Vanguard has been told that many people are conservative and very set in their ways, so it’s difficult to organise. Racism, particularly against First Peoples, sexism and discrimination against the poor and some on disability pensions are often rampant. But some rural towns are multicultural and people work. Rural people are renowned for working cooperatively. 

Many regional towns traditionally looked to Labor. In NSW this changed to National voters almost overnight when Premier Barry Unsworth tightened gun laws in the late 1980s.

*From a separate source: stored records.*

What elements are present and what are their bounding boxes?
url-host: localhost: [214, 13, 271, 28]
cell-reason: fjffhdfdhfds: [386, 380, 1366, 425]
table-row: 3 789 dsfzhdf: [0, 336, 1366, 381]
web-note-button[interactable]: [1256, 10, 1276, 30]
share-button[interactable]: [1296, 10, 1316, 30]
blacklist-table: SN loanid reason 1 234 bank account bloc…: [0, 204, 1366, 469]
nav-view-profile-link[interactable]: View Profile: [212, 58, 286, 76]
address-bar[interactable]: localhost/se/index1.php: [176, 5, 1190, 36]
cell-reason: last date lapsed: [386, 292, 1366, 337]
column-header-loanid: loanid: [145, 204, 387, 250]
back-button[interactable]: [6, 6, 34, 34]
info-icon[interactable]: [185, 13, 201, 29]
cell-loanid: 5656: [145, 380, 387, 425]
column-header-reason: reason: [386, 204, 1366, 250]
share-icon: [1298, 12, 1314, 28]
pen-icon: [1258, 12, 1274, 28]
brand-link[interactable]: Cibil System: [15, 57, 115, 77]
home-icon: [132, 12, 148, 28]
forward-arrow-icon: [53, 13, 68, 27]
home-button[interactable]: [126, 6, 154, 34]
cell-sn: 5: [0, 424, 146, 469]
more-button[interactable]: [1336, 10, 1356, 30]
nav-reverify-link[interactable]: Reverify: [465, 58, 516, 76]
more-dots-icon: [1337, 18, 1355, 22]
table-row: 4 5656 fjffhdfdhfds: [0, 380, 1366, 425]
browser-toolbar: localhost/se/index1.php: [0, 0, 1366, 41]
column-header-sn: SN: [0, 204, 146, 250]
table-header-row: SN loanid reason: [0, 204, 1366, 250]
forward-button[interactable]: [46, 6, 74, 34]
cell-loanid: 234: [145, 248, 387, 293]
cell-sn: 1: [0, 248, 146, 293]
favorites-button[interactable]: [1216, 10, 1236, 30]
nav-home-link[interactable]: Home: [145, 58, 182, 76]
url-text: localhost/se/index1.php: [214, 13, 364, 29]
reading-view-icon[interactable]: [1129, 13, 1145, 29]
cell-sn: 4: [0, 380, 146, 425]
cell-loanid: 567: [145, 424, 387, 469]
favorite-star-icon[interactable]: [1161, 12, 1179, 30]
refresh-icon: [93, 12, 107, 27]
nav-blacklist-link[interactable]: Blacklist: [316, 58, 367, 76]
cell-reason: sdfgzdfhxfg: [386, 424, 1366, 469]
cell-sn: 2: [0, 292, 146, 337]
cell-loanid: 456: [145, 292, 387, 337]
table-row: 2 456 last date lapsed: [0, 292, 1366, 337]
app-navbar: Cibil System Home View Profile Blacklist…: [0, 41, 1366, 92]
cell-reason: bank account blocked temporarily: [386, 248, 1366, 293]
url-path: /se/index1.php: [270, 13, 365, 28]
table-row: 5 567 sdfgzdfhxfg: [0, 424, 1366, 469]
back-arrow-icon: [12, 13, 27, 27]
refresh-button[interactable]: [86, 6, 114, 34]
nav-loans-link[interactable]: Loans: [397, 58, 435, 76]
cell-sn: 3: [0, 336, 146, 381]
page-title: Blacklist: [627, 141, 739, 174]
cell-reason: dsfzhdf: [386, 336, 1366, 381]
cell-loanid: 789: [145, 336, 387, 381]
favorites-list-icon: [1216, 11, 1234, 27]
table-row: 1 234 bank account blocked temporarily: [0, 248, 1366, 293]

Now, Vanguard is told, “You could get a stick and put ‘National’ on it, and people would vote for it. You have to be diplomatic when you talk to people.”
The very far right is organising too, on many fronts. For example, sympathisers attend B&S (Bachelors and Spinsters) events, where young farmers and workers find release from isolation. This move to the right stems from capitalist individualism and its system of crisis. 

The recent government announcements that it will introduce legislation to help break the mining and forestry sections from the CFMEU shows they are intent on dividing our peoples. In the Hunter Valley, an articulate mineworker embedded in his community stood for One Nation at last year’s election.

On the other side, a coalition of Gamilaraay, local farmers and residents, plus environmentalists stood against fracking in the NSW Pilliga. This is powerfully illustrated in the documentary ‘Sacrifice Zone’. They face Santos, and the foreign owned banks that fund it. ANZ loaned Santos $2532 million, with $1532 specifically for the 850 wells in the Pilliga State Forest, the Commonwealth lending $319 million, NAB $290 million and Westpac $222 million all for the Pilliga project. 

 Such unity against the real enemies of the people shows the way forward.

We need to put Marxism into practice, uniting the working class with First Peoples, farmers, small business people across the city country divide. We have common enemies. 

Capitalism and foreign domination must be ended. It won’t go of its own accord.